The state Division of Local Government Services has released its guidelines for the April 27 municipal levy cap referendum.
The statewide annual school board elections will be held that day, and this will be the first budget-year cycle in which school districts will have to deal with the 2 percent tax cap levy, according to Lori Buckelew, senior legislative analyst for the N.J. League of Municipalities.
The guidance issued by the state covers referenda on both the 2 percent local schools levy cap and the 2.5 percent appropriations cap.
The N.J. League of Municipalities pointed out that there is a tight deadline for towns to follow if they intend to hold a voter referendum seeking permission to go beyond the cap.
The issue will be highly watched, since last year, for the first time since 1976, voters rejected a majority of proposed school budgets, with only 41 percent being approved at the polls.
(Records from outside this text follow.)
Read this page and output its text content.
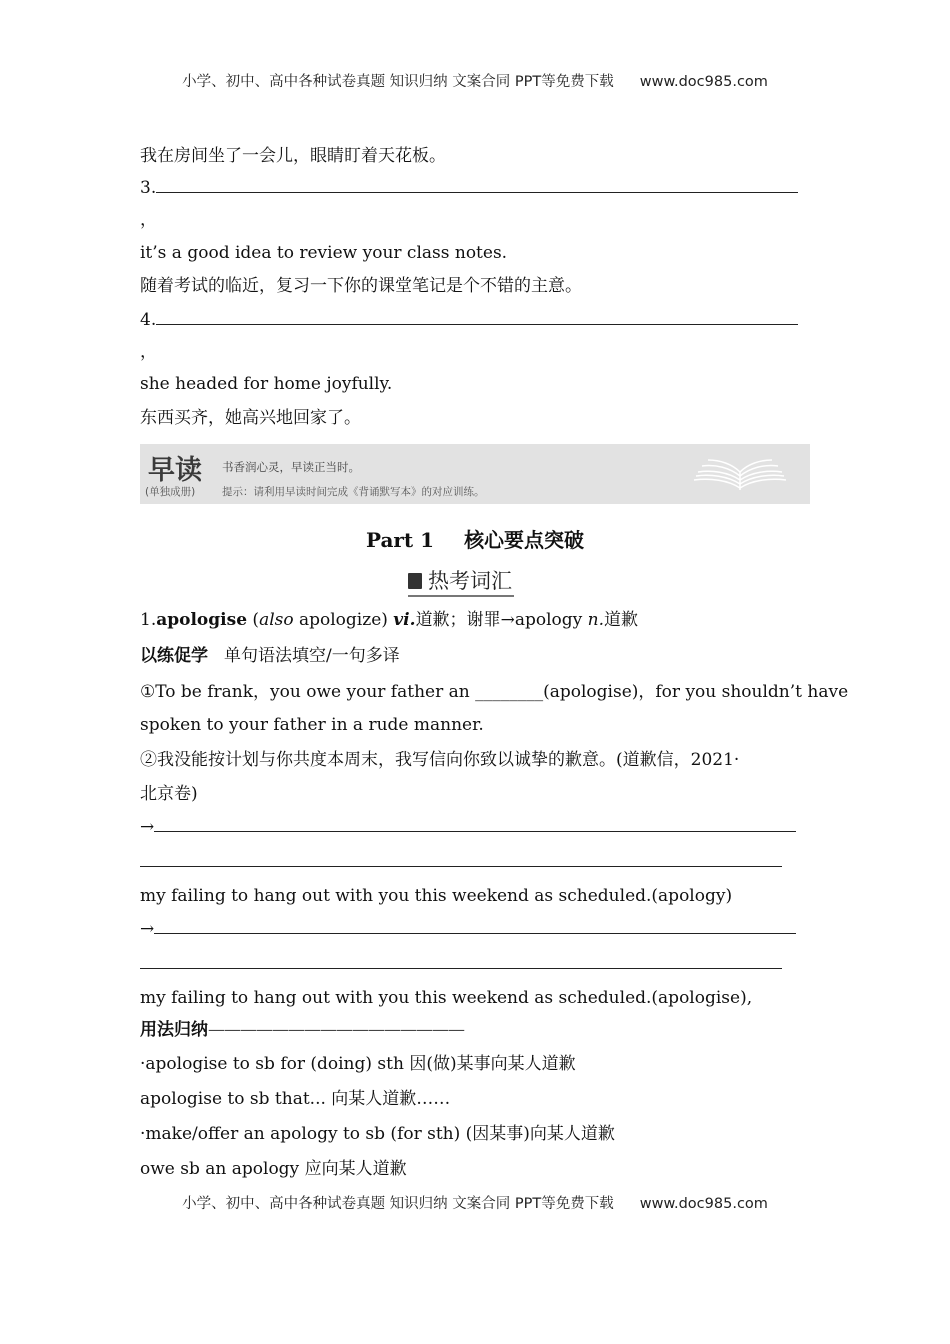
小学、初中、高中各种试卷真题 知识归纳 文案合同 PPT等免费下载 www.doc985.com
我在房间坐了一会儿，眼睛盯着天花板。
3.
，
it’s a good idea to review your class notes.
随着考试的临近，复习一下你的课堂笔记是个不错的主意。
4.
，
she headed for home joyfully.
东西买齐，她高兴地回家了。
早读
(单独成册)
书香润心灵，早读正当时。
提示：请利用早读时间完成《背诵默写本》的对应训练。
Part 1 核心要点突破
热考词汇
1.apologise (also apologize) vi.道歉；谢罪→apology n.道歉
以练促学 单句语法填空/一句多译
①To be frank，you owe your father an ________(apologise)，for you shouldn’t have
spoken to your father in a rude manner.
②我没能按计划与你共度本周末，我写信向你致以诚挚的歉意。(道歉信，2021·
北京卷)
→
my failing to hang out with you this weekend as scheduled.(apology)
→
my failing to hang out with you this weekend as scheduled.(apologise),
用法归纳————————————————
·apologise to sb for (doing) sth 因(做)某事向某人道歉
apologise to sb that... 向某人道歉……
·make/offer an apology to sb (for sth) (因某事)向某人道歉
owe sb an apology 应向某人道歉
小学、初中、高中各种试卷真题 知识归纳 文案合同 PPT等免费下载 www.doc985.com
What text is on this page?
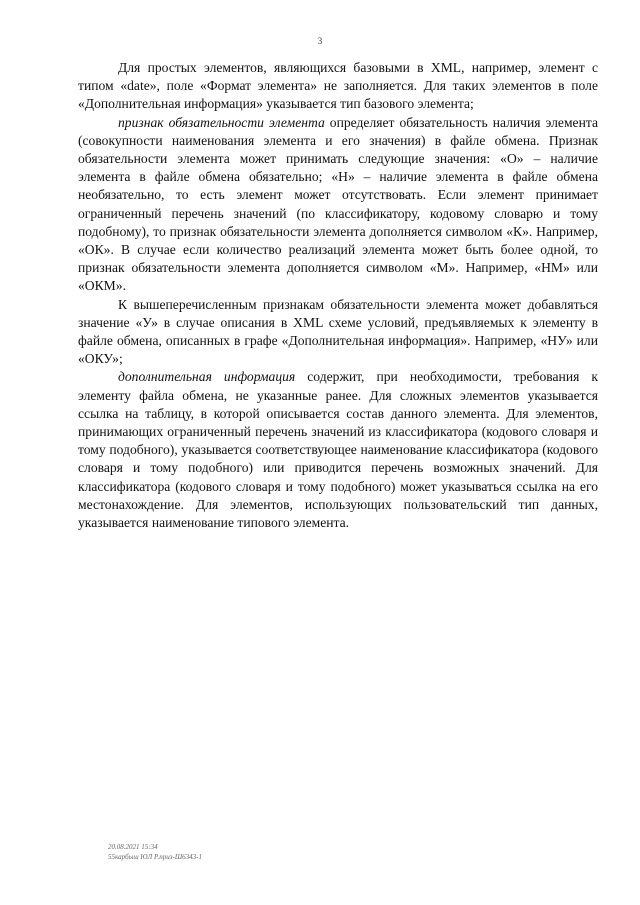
3

Для простых элементов, являющихся базовыми в XML, например, элемент с типом «date», поле «Формат элемента» не заполняется. Для таких элементов в поле «Дополнительная информация» указывается тип базового элемента;

признак обязательности элемента определяет обязательность наличия элемента (совокупности наименования элемента и его значения) в файле обмена. Признак обязательности элемента может принимать следующие значения: «О» – наличие элемента в файле обмена обязательно; «Н» – наличие элемента в файле обмена необязательно, то есть элемент может отсутствовать. Если элемент принимает ограниченный перечень значений (по классификатору, кодовому словарю и тому подобному), то признак обязательности элемента дополняется символом «К». Например, «ОК». В случае если количество реализаций элемента может быть более одной, то признак обязательности элемента дополняется символом «М». Например, «НМ» или «ОКМ».

К вышеперечисленным признакам обязательности элемента может добавляться значение «У» в случае описания в XML схеме условий, предъявляемых к элементу в файле обмена, описанных в графе «Дополнительная информация». Например, «НУ» или «ОКУ»;

дополнительная информация содержит, при необходимости, требования к элементу файла обмена, не указанные ранее. Для сложных элементов указывается ссылка на таблицу, в которой описывается состав данного элемента. Для элементов, принимающих ограниченный перечень значений из классификатора (кодового словаря и тому подобного), указывается соответствующее наименование классификатора (кодового словаря и тому подобного) или приводится перечень возможных значений. Для классификатора (кодового словаря и тому подобного) может указываться ссылка на его местонахождение. Для элементов, использующих пользовательский тип данных, указывается наименование типового элемента.

20.08.2021 15:34
55карбыш ЮЛ Р.приз-Ш6343-1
Procedures will vary depending on whether the school district is classified as a Type 1 or Type 2.
Type 1 districts have their board members appointed by a mayor, their levies are determined by the board of education and approved by the board of school estimates, and the debt is the municipality’s.
Type 2 districts have board members elected by voters, their levies are submitted to the electorate, and the debt is the school district’s debt.
According to the rules set out by the state, Type 2 districts will have the referendum on the same ballot as the school elections, polls will be open from 7 a.m. to 9 p.m., and the municipality must assume 50 percent of the election costs.
In Type 1 districts, the hours will be 6 a.m. to 8 p.m., and the municipalities will be fully responsible for election costs.
In addition to having to deal with the 2 percent cap levy for the first time, districts also have to deal with the 2.5 percent cap levy on appropriations, or expenses, which has been in place since 1977, Buckelew explained.
If the governing body decides not to hold a referendum it must adopt a resolution and place a legal notice that a levy cap referendum will not be held on April 27. The final budget for municipalities conducting a referendum must be adopted by Friday, May 20.
And the League is urging towns to prepare in advance for what they will do in the event voters reject a referendum to exceed the cap.
The guidelines point out that referendum questions and any explanatory statements must be consistent with the Division of Local Government Services’ model and are due on April 8, or three days after adoption of a resolution by the governing body, whichever is sooner.
And governing bodies have to pass resolutions authorizing publication of the availability of mail-in ballots for ads that will be published by March 7.